I'm not sure to understand how to deal with Percent_Lifetime_Remain, it seems the threshold is working up side down:

./check_smart.pl --device=/dev/sdb --interface=megaraid,14 --selftest --ssd-lifetime --warn Percent_Lifetime_Remain=2
WARNING: Drive  CT120BX300SSD1 S/N 1745E10657F2:  Percent_Lifetime_Remain is non-zero (4), |Raw_Read_Error_Rate=0 Reallocate_NAND_Blk_Cnt=0 Power_On_Hours=31882 Power_Cycle_Count=201 Program_Fail_Count=0 Erase_Fail_Count=0 Ave_Block-Erase_Count=137 Unexpect_Power_Loss_Ct=89 Unused_Reserve_NAND_Blk=44 SATA_Interfac_Downshift=0 Error_Correction_Count=0 Reported_Uncorrect=0 Temperature_Celsius=24 Reallocated_Event_Count=0 Current_Pending_ECC_Cnt=0 Offline_Uncorrectable=0 UDMA_CRC_Error_Count=154 Percent_Lifetime_Remain=4 Write_Error_Rate=0 Success_RAIN_Recov_Cnt=0 Total_LBAs_Written=7218163800 Host_Program_Page_Count=85117225 FTL_Program_Page_Count=131236333
 ./check_smart.pl --device=/dev/sdb --interface=megaraid,14 --selftest --ssd-lifetime --warn Percent_Lifetime_Remain=10
OK: Drive  CT120BX300SSD1 S/N 1745E10657F2: no SMART errors detected.  Percent_Lifetime_Remain is non-zero (4) (but less than threshold 10)|Raw_Read_Error_Rate=0 Reallocate_NAND_Blk_Cnt=0 Power_On_Hours=31882 Power_Cycle_Count=201 Program_Fail_Count=0 Erase_Fail_Count=0 Ave_Block-Erase_Count=137 Unexpect_Power_Loss_Ct=89 Unused_Reserve_NAND_Blk=44 SATA_Interfac_Downshift=0 Error_Correction_Count=0 Reported_Uncorrect=0 Temperature_Celsius=24 Reallocated_Event_Count=0 Current_Pending_ECC_Cnt=0 Offline_Uncorrectable=0 UDMA_CRC_Error_Count=154 Percent_Lifetime_Remain=4 Write_Error_Rate=0 Success_RAIN_Recov_Cnt=0 Total_LBAs_Written=7218163800 Host_Program_Page_Count=85117225 FTL_Program_Page_Count=131236338

and it seems there's is no support for regular Nagios threshold using colon.

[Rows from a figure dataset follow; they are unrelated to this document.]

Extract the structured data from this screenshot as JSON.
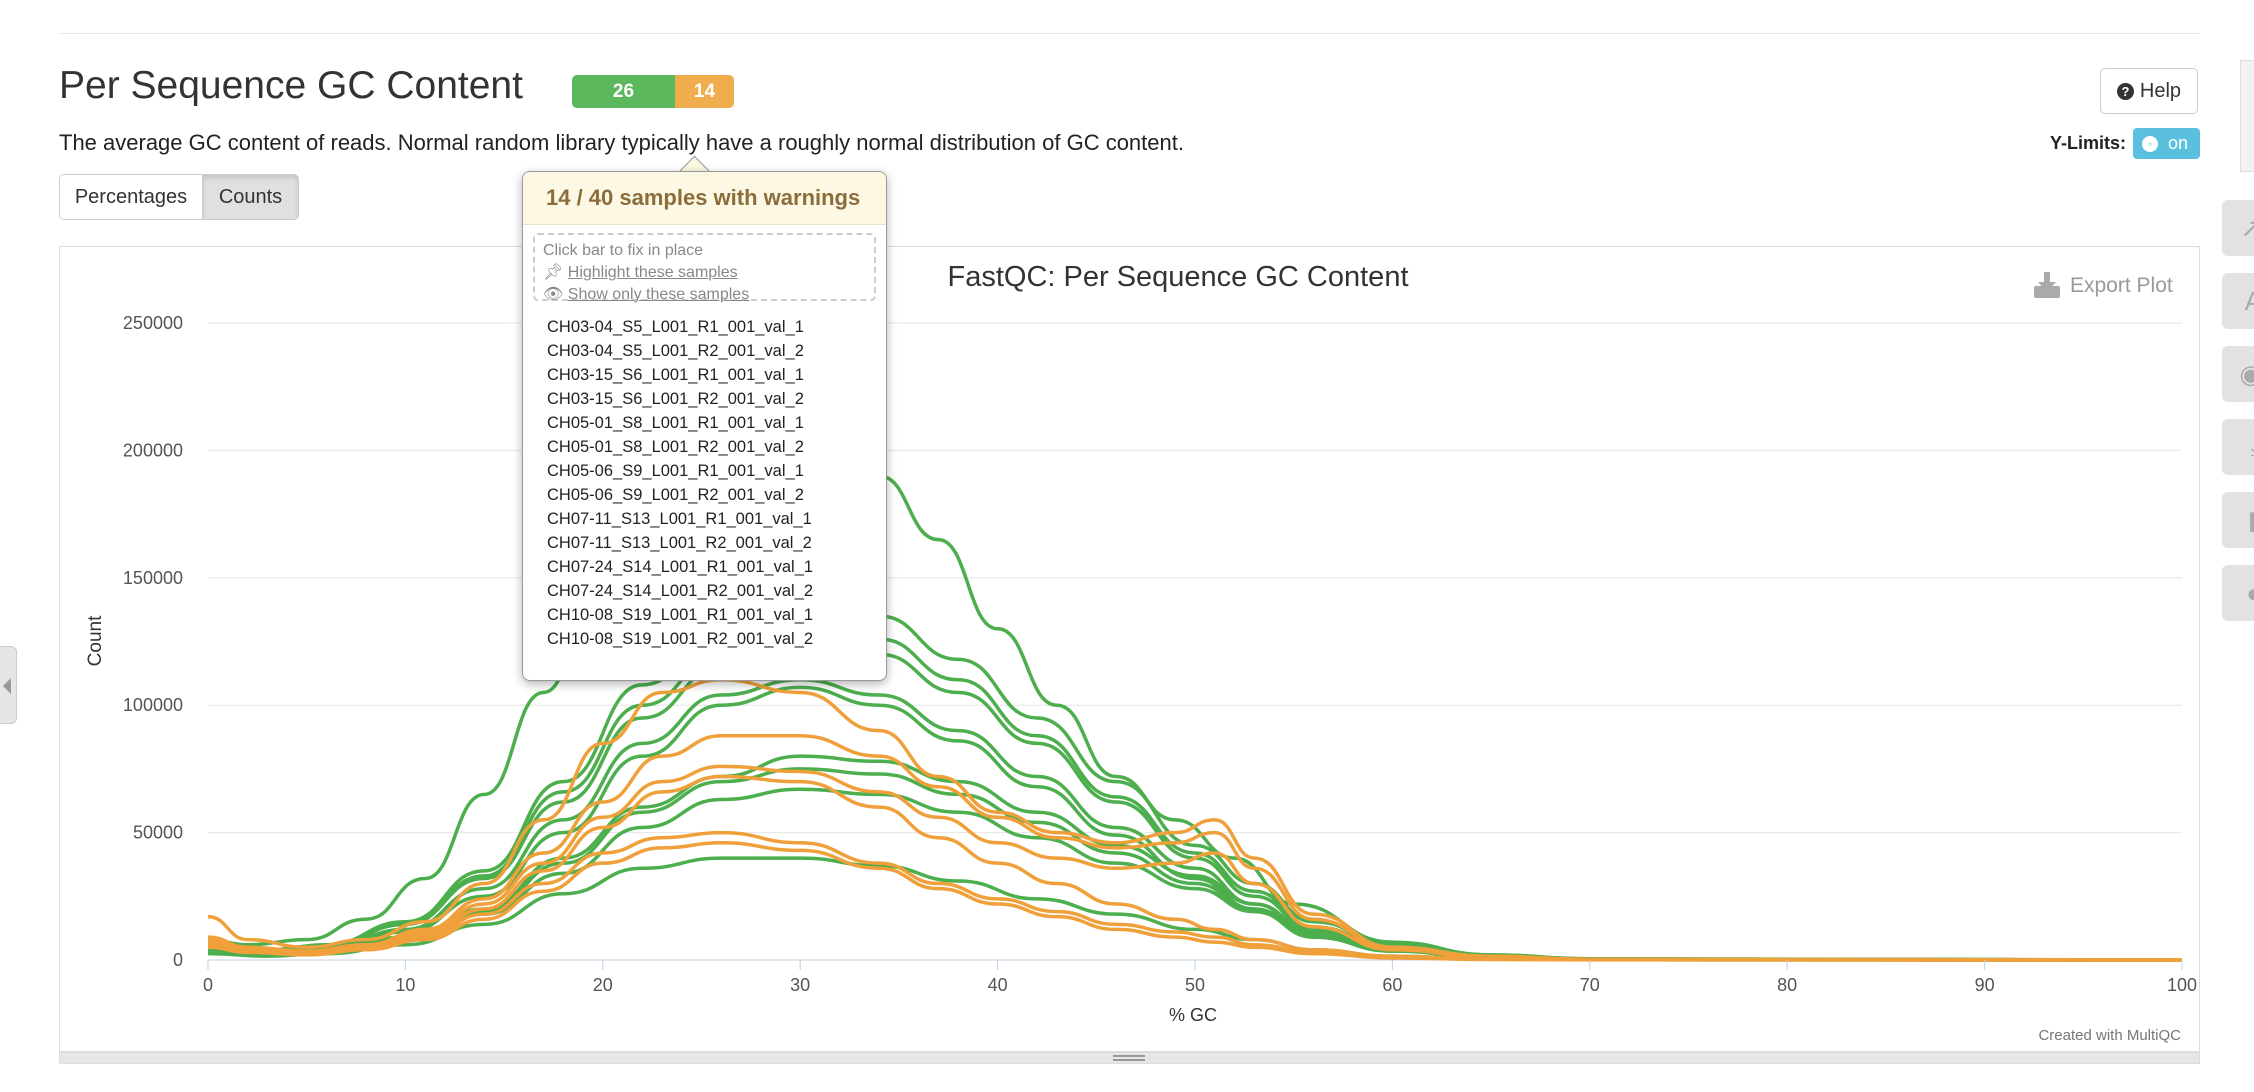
{
  "section": {
    "title": "Per Sequence GC Content",
    "status": {
      "pass": "26",
      "warn": "14"
    },
    "description": "The average GC content of reads. Normal random library typically have a roughly normal distribution of GC content.",
    "help_label": "Help",
    "ylimits_label": "Y-Limits:",
    "ylimits_value": "on",
    "buttons": {
      "percentages": "Percentages",
      "counts": "Counts"
    }
  },
  "tooltip": {
    "header": "14 / 40 samples with warnings",
    "hint": "Click bar to fix in place",
    "highlight": "Highlight these samples",
    "show_only": "Show only these samples",
    "samples": [
      "CH03-04_S5_L001_R1_001_val_1",
      "CH03-04_S5_L001_R2_001_val_2",
      "CH03-15_S6_L001_R1_001_val_1",
      "CH03-15_S6_L001_R2_001_val_2",
      "CH05-01_S8_L001_R1_001_val_1",
      "CH05-01_S8_L001_R2_001_val_2",
      "CH05-06_S9_L001_R1_001_val_1",
      "CH05-06_S9_L001_R2_001_val_2",
      "CH07-11_S13_L001_R1_001_val_1",
      "CH07-11_S13_L001_R2_001_val_2",
      "CH07-24_S14_L001_R1_001_val_1",
      "CH07-24_S14_L001_R2_001_val_2",
      "CH10-08_S19_L001_R1_001_val_1",
      "CH10-08_S19_L001_R2_001_val_2"
    ]
  },
  "plot": {
    "export_label": "Export Plot",
    "credit": "Created with MultiQC"
  },
  "colors": {
    "pass": "#5cb85c",
    "warn": "#f0ad4e",
    "green_line": "#4cae4c",
    "orange_line": "#f0a03a"
  },
  "icons": [
    "help-icon",
    "export-icon",
    "pin-icon",
    "eye-icon",
    "collapse-arrow-icon",
    "toolbox-icons"
  ],
  "chart_data": {
    "type": "line",
    "title": "FastQC: Per Sequence GC Content",
    "xlabel": "% GC",
    "ylabel": "Count",
    "xlim": [
      0,
      100
    ],
    "ylim": [
      0,
      250000
    ],
    "x_ticks": [
      "0",
      "10",
      "20",
      "30",
      "40",
      "50",
      "60",
      "70",
      "80",
      "90",
      "100"
    ],
    "y_ticks": [
      "0",
      "50000",
      "100000",
      "150000",
      "200000",
      "250000"
    ],
    "grid": true,
    "series": [
      {
        "status": "pass",
        "x": [
          0,
          2,
          5,
          8,
          11,
          14,
          17,
          20,
          23,
          26,
          30,
          34,
          37,
          40,
          43,
          46,
          49,
          52,
          55,
          60,
          65,
          70,
          80,
          100
        ],
        "y": [
          8000,
          6000,
          8000,
          16000,
          32000,
          65000,
          105000,
          150000,
          180000,
          200000,
          205000,
          190000,
          165000,
          130000,
          100000,
          72000,
          55000,
          40000,
          22000,
          7000,
          2000,
          500,
          100,
          0
        ]
      },
      {
        "status": "pass",
        "x": [
          0,
          3,
          6,
          10,
          14,
          18,
          22,
          26,
          30,
          34,
          38,
          42,
          46,
          50,
          53,
          56,
          60,
          65,
          70,
          100
        ],
        "y": [
          6000,
          4000,
          6000,
          15000,
          35000,
          70000,
          108000,
          128000,
          138000,
          135000,
          118000,
          95000,
          70000,
          45000,
          30000,
          15000,
          6000,
          2000,
          500,
          0
        ]
      },
      {
        "status": "pass",
        "x": [
          0,
          3,
          6,
          10,
          14,
          18,
          22,
          26,
          30,
          34,
          38,
          42,
          46,
          50,
          53,
          56,
          60,
          65,
          70,
          100
        ],
        "y": [
          5000,
          3000,
          5000,
          14000,
          32000,
          62000,
          95000,
          115000,
          125000,
          120000,
          105000,
          85000,
          62000,
          40000,
          25000,
          12000,
          5000,
          1500,
          400,
          0
        ]
      },
      {
        "status": "pass",
        "x": [
          0,
          3,
          6,
          10,
          14,
          18,
          22,
          26,
          30,
          34,
          38,
          42,
          46,
          50,
          53,
          56,
          60,
          65,
          70,
          100
        ],
        "y": [
          4000,
          3000,
          4500,
          12000,
          28000,
          55000,
          85000,
          104000,
          110000,
          104000,
          90000,
          72000,
          52000,
          36000,
          22000,
          10000,
          4000,
          1000,
          300,
          0
        ]
      },
      {
        "status": "pass",
        "x": [
          0,
          3,
          6,
          10,
          14,
          18,
          22,
          26,
          30,
          34,
          38,
          42,
          46,
          50,
          53,
          56,
          60,
          65,
          70,
          100
        ],
        "y": [
          4000,
          2500,
          4000,
          11000,
          25000,
          50000,
          80000,
          100000,
          107000,
          100000,
          86000,
          68000,
          49000,
          32000,
          20000,
          9000,
          3500,
          1000,
          200,
          0
        ]
      },
      {
        "status": "pass",
        "x": [
          0,
          3,
          6,
          10,
          14,
          18,
          22,
          26,
          30,
          34,
          38,
          42,
          46,
          50,
          53,
          56,
          60,
          65,
          70,
          100
        ],
        "y": [
          3500,
          2000,
          3500,
          9000,
          20000,
          40000,
          60000,
          72000,
          80000,
          78000,
          70000,
          58000,
          45000,
          33000,
          22000,
          11000,
          4000,
          1200,
          300,
          0
        ]
      },
      {
        "status": "pass",
        "x": [
          0,
          3,
          6,
          10,
          14,
          18,
          22,
          26,
          30,
          34,
          38,
          42,
          46,
          50,
          53,
          56,
          60,
          65,
          70,
          100
        ],
        "y": [
          3000,
          2000,
          3000,
          8000,
          18000,
          34000,
          52000,
          63000,
          67000,
          65000,
          58000,
          48000,
          38000,
          28000,
          19000,
          9000,
          3500,
          1000,
          200,
          0
        ]
      },
      {
        "status": "pass",
        "x": [
          0,
          3,
          6,
          10,
          14,
          18,
          22,
          26,
          30,
          34,
          38,
          42,
          46,
          50,
          53,
          56,
          60,
          65,
          70,
          100
        ],
        "y": [
          2500,
          1500,
          2500,
          6000,
          14000,
          26000,
          36000,
          40000,
          40000,
          37000,
          31000,
          24000,
          18000,
          12000,
          8000,
          4000,
          1500,
          500,
          100,
          0
        ]
      },
      {
        "status": "pass",
        "x": [
          0,
          3,
          6,
          10,
          14,
          18,
          22,
          26,
          30,
          34,
          38,
          42,
          46,
          50,
          53,
          56,
          60,
          65,
          70,
          100
        ],
        "y": [
          3000,
          2000,
          3000,
          8000,
          19000,
          38000,
          58000,
          70000,
          75000,
          73000,
          65000,
          54000,
          42000,
          30000,
          20000,
          10000,
          4000,
          1200,
          300,
          0
        ]
      },
      {
        "status": "pass",
        "x": [
          0,
          3,
          6,
          10,
          14,
          18,
          22,
          26,
          30,
          34,
          38,
          42,
          46,
          50,
          53,
          56,
          60,
          65,
          70,
          100
        ],
        "y": [
          5000,
          3500,
          5500,
          14000,
          33000,
          66000,
          100000,
          120000,
          130000,
          126000,
          110000,
          88000,
          64000,
          42000,
          27000,
          13000,
          5000,
          1500,
          400,
          0
        ]
      },
      {
        "status": "warn",
        "x": [
          0,
          2,
          5,
          8,
          11,
          14,
          17,
          20,
          23,
          26,
          30,
          34,
          37,
          40,
          43,
          46,
          49,
          51,
          53,
          56,
          60,
          65,
          70,
          100
        ],
        "y": [
          17000,
          8000,
          5000,
          8000,
          15000,
          30000,
          55000,
          85000,
          105000,
          110000,
          105000,
          90000,
          72000,
          58000,
          50000,
          46000,
          50000,
          55000,
          40000,
          18000,
          5000,
          1500,
          300,
          0
        ]
      },
      {
        "status": "warn",
        "x": [
          0,
          2,
          5,
          8,
          11,
          14,
          17,
          20,
          23,
          26,
          30,
          34,
          37,
          40,
          43,
          46,
          49,
          51,
          53,
          56,
          60,
          65,
          70,
          100
        ],
        "y": [
          9000,
          5000,
          3500,
          6000,
          12000,
          24000,
          42000,
          62000,
          80000,
          88000,
          88000,
          80000,
          68000,
          56000,
          48000,
          44000,
          46000,
          50000,
          36000,
          16000,
          4500,
          1200,
          200,
          0
        ]
      },
      {
        "status": "warn",
        "x": [
          0,
          2,
          5,
          8,
          11,
          14,
          17,
          20,
          23,
          26,
          30,
          34,
          37,
          40,
          43,
          46,
          49,
          51,
          53,
          56,
          60,
          65,
          70,
          100
        ],
        "y": [
          7000,
          4000,
          3000,
          5000,
          10000,
          20000,
          35000,
          52000,
          66000,
          72000,
          70000,
          60000,
          48000,
          38000,
          30000,
          22000,
          16000,
          12000,
          8000,
          4000,
          1500,
          400,
          100,
          0
        ]
      },
      {
        "status": "warn",
        "x": [
          0,
          2,
          5,
          8,
          11,
          14,
          17,
          20,
          23,
          26,
          30,
          34,
          37,
          40,
          43,
          46,
          49,
          51,
          53,
          56,
          60,
          65,
          70,
          100
        ],
        "y": [
          6000,
          3500,
          2500,
          4500,
          9000,
          18000,
          30000,
          42000,
          48000,
          50000,
          46000,
          38000,
          30000,
          24000,
          19000,
          14000,
          11000,
          9000,
          6000,
          3000,
          1000,
          300,
          100,
          0
        ]
      },
      {
        "status": "warn",
        "x": [
          0,
          2,
          5,
          8,
          11,
          14,
          17,
          20,
          23,
          26,
          30,
          34,
          37,
          40,
          43,
          46,
          49,
          51,
          53,
          56,
          60,
          65,
          70,
          100
        ],
        "y": [
          8000,
          4500,
          3000,
          5500,
          11000,
          22000,
          38000,
          56000,
          70000,
          76000,
          74000,
          66000,
          56000,
          46000,
          40000,
          36000,
          38000,
          42000,
          30000,
          13000,
          4000,
          1000,
          200,
          0
        ]
      },
      {
        "status": "warn",
        "x": [
          0,
          2,
          5,
          8,
          11,
          14,
          17,
          20,
          23,
          26,
          30,
          34,
          37,
          40,
          43,
          46,
          49,
          51,
          53,
          56,
          60,
          65,
          70,
          100
        ],
        "y": [
          5000,
          3000,
          2000,
          4000,
          8000,
          16000,
          27000,
          38000,
          44000,
          46000,
          43000,
          36000,
          28000,
          22000,
          17000,
          12000,
          9000,
          7000,
          5000,
          2500,
          800,
          200,
          50,
          0
        ]
      }
    ]
  }
}
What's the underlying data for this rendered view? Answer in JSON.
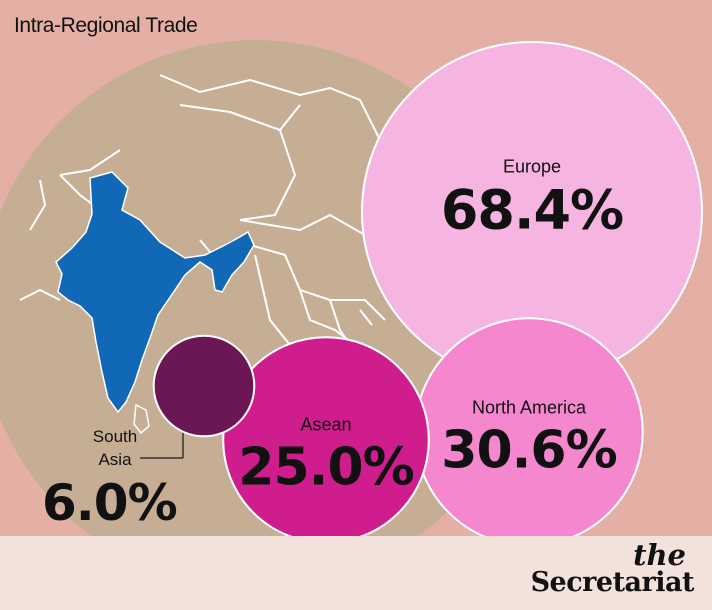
{
  "title": "Intra-Regional Trade",
  "brand": {
    "line1": "the",
    "line2": "Secretariat"
  },
  "colors": {
    "background": "#e4b0a6",
    "map_land": "#c6ae95",
    "india": "#1168b7",
    "south_asia": "#6b1753",
    "asean": "#cf1d8e",
    "north_america": "#f587cf",
    "europe": "#f6b5e0"
  },
  "chart_data": {
    "type": "bubble",
    "title": "Intra-Regional Trade",
    "unit": "%",
    "categories": [
      "South Asia",
      "Asean",
      "North America",
      "Europe"
    ],
    "values": [
      6.0,
      25.0,
      30.6,
      68.4
    ],
    "value_labels": [
      "6.0%",
      "25.0%",
      "30.6%",
      "68.4%"
    ]
  }
}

Can you help me with that ?

Regards, Adam.

Napsty commented 2 years ago

Hi Adam

Take a look at article https://www.claudiokuenzler.com/blog/1077/when-is-solid-state-drive-ssd-dead-analysis-crucial-mx500-1tb. There's an example how the Percent_Lifetime_Remain is working. The name might be confusing in this situation because smartcl "translates" the raw values into increasing counters.

You want to set a warning threshold to a higher value, for example 90. That's what the -l parameter does in the background (adds Percent_Lifetime_Remain=90 to the warning list).

Note that this attribute only seems to exist on Crucial SSD drives.

eLvErDe commented 2 years ago

Oh, okay so it's working reverse actually, you should write this down somewhere ;) So basically with this attribute being 4 the SSD is still brand new

Napsty commented 2 years ago

It's actually somewhere documented in Smartmontools (that the counters are all counting up) but I will add some more info in the documentation, thanks for the hint. Additional information can also be found here: https://www.claudiokuenzler.com/blog/1056/check-smart-6.9.0-pci-device-name-percent-lifetime-remain-ssd-attribute

Yes, value 4 indicates a fairly new drive.

eLvErDe commented 2 years ago

Thanks a lot for all details and for this great check :)

Napsty commented 2 years ago

Documentation on https://www.claudiokuenzler.com/monitoring-plugins/check_smart.php updated.